The same level of expertise is needed for corporate bonds issued in other currencies, which are becoming more popular.

"Corporates that would not have previously thought of issuing bonds have been turning to the debt capital markets in greater numbers."

"Frequent users of the debt markets continue to diversify into alternative currencies. BMW issued in South African rand, AB-Inbev issued in Brazilian real to match its cashflows in that currency. The larger European companies will use euros, dollars and sterling for their core funding, but they will also look at other currencies as needs arise or arbitrage opportunities present themselves. For example we are seeing a lot of investor interest in the Australian dollar market at the moment, reflecting the strength of that currency" remarks Lewellen.

"One currency market that is rapidly developing is the Chinese renminbi. China is looking to develop Hong Kong as an international centre for the offshore market."

Dim sum on the menu

Although foreign issuance is most common in the US dollar Yankee market, the world is familiar with samurai bonds in Japan, matador bonds in Spain and bulldog bonds for foreign companies issuing in the UK. The next exotically named product to start gathering pace is the dim sum bond denominated in Chinese renminbi.
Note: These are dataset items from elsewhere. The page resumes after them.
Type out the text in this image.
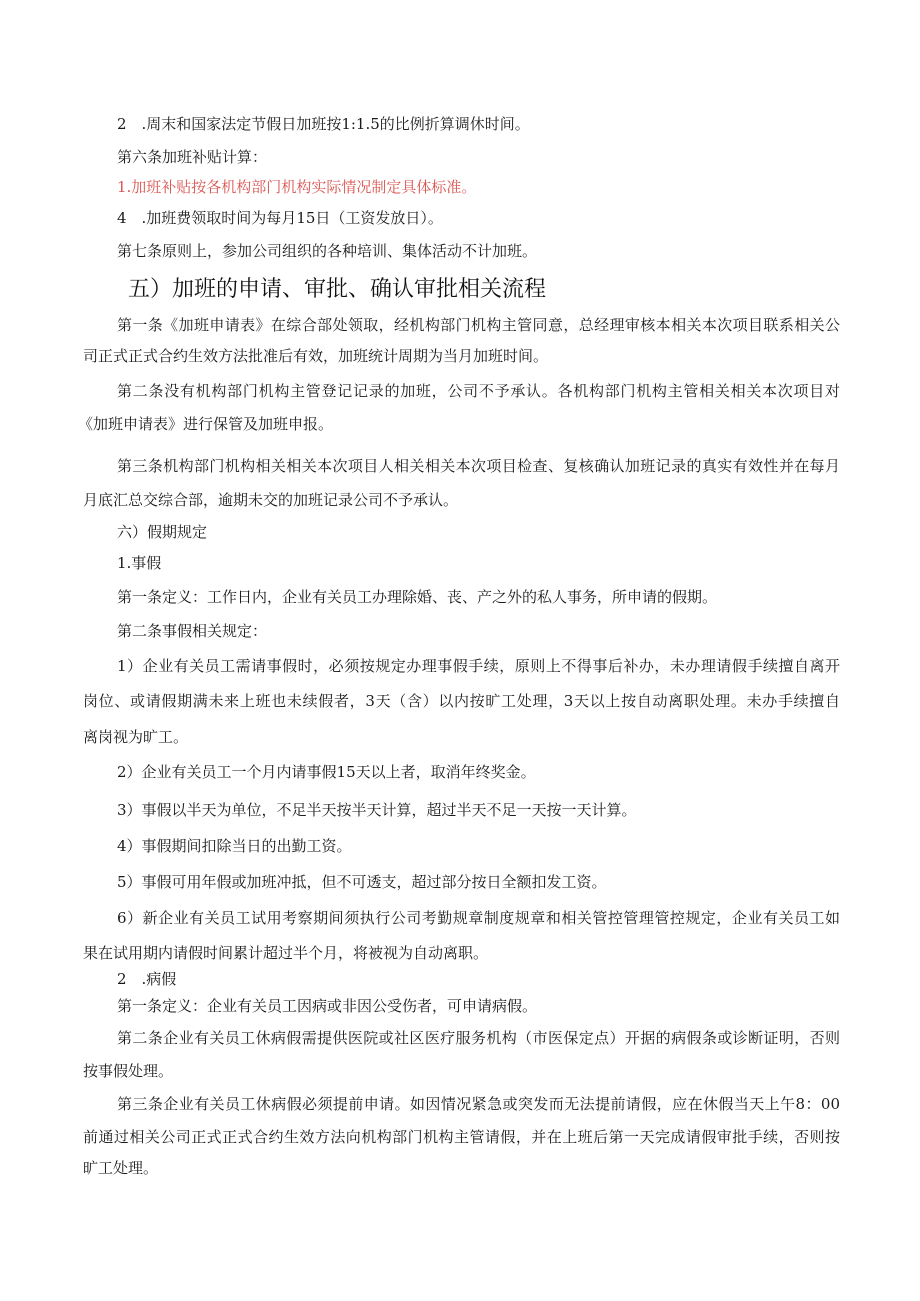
2　.周末和国家法定节假日加班按1:1.5的比例折算调休时间。
第六条加班补贴计算：
1.加班补贴按各机构部门机构实际情况制定具体标准。
4　.加班费领取时间为每月15日（工资发放日）。
第七条原则上，参加公司组织的各种培训、集体活动不计加班。
五）加班的申请、审批、确认审批相关流程
第一条《加班申请表》在综合部处领取，经机构部门机构主管同意，总经理审核本相关本次项目联系相关公
司正式正式合约生效方法批准后有效，加班统计周期为当月加班时间。
第二条没有机构部门机构主管登记记录的加班，公司不予承认。各机构部门机构主管相关相关本次项目对
《加班申请表》进行保管及加班申报。
第三条机构部门机构相关相关本次项目人相关相关本次项目检查、复核确认加班记录的真实有效性并在每月
月底汇总交综合部，逾期未交的加班记录公司不予承认。
六）假期规定
1.事假
第一条定义：工作日内，企业有关员工办理除婚、丧、产之外的私人事务，所申请的假期。
第二条事假相关规定：
1）企业有关员工需请事假时，必须按规定办理事假手续，原则上不得事后补办，未办理请假手续擅自离开
岗位、或请假期满未来上班也未续假者，3天（含）以内按旷工处理，3天以上按自动离职处理。未办手续擅自
离岗视为旷工。
2）企业有关员工一个月内请事假15天以上者，取消年终奖金。
3）事假以半天为单位，不足半天按半天计算，超过半天不足一天按一天计算。
4）事假期间扣除当日的出勤工资。
5）事假可用年假或加班冲抵，但不可透支，超过部分按日全额扣发工资。
6）新企业有关员工试用考察期间须执行公司考勤规章制度规章和相关管控管理管控规定，企业有关员工如
果在试用期内请假时间累计超过半个月，将被视为自动离职。
2　.病假
第一条定义：企业有关员工因病或非因公受伤者，可申请病假。
第二条企业有关员工休病假需提供医院或社区医疗服务机构（市医保定点）开据的病假条或诊断证明，否则
按事假处理。
第三条企业有关员工休病假必须提前申请。如因情况紧急或突发而无法提前请假，应在休假当天上午8：00
前通过相关公司正式正式合约生效方法向机构部门机构主管请假，并在上班后第一天完成请假审批手续，否则按
旷工处理。
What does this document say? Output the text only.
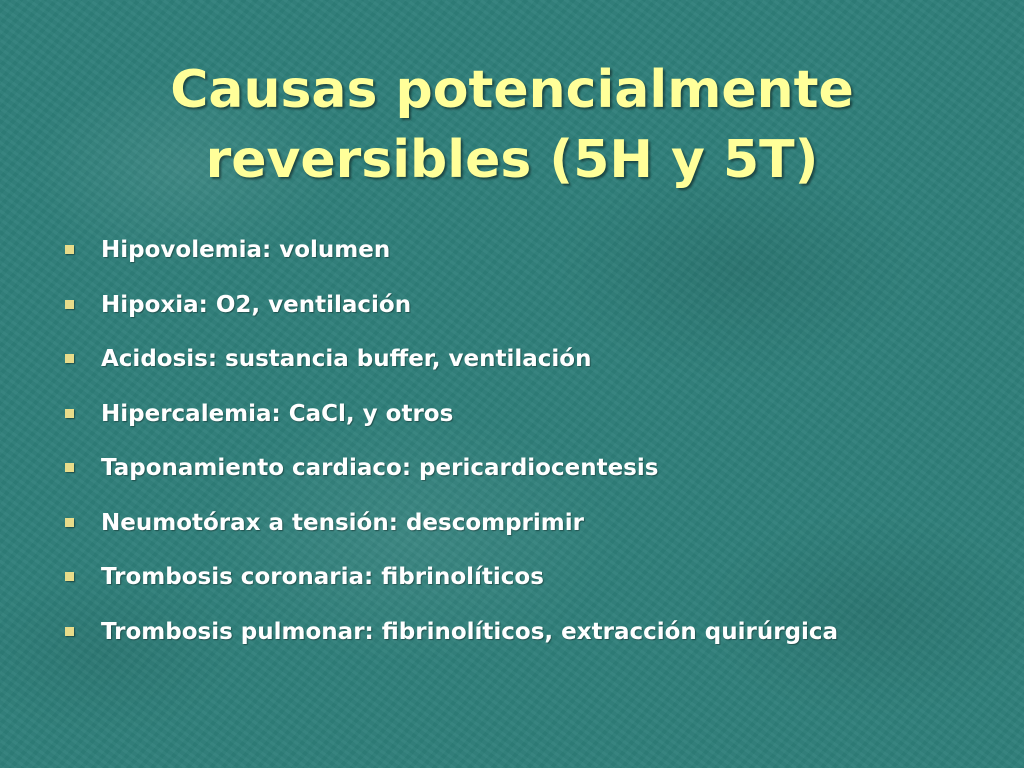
Causas potencialmente
reversibles (5H y 5T)
Hipovolemia: volumen
Hipoxia: O2, ventilación
Acidosis: sustancia buffer, ventilación
Hipercalemia: CaCl, y otros
Taponamiento cardiaco: pericardiocentesis
Neumotórax a tensión: descomprimir
Trombosis coronaria: fibrinolíticos
Trombosis pulmonar: fibrinolíticos, extracción quirúrgica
"There is considerable investor interest in the renminbi as a currency, and we expect the market to gain momentum quickly. McDonalds, Caterpillar and Unilever have all issued in the offshore market," notes Lewellen.

The steady shift of the world's economic epicentre towards China is nothing new, and most corporates with multinational operations have some connection with the country's burgeoning economy, whether as a source of raw materials or finished goods, or increasingly as a consumer market. The renminbi market is attractive thanks to its high liquidity, and China is keen to internationalise the currency, using Hong Kong as a hub. Unilever is the first European multinational to launch a dim sum bond, raising RMB300m ($46m), from institutional investors in Hong Kong. Like other organisations entering this market it has operations in China that are expanding, and the bond issuance is, among other things, a sign of the company's commitment to the Chinese market. Many other companies could be tempted to show a similar commitment in the coming years, so the renminbi market for foreign bonds is likely to grow steadily.

So, whether it is in US dollars, Chinese renminbi or Swiss francs, the appetite for foreign corporate bond issuance is growing for a number of reasons. As this activity gains pace, however, it is important to keep an eye on the complexities of regulation and documentation, and calling on an expert intermediary, one with knowledge of global markets and the experience to make a deal work, could be the deciding factor in successfully accessing the world's reawakening debt markets.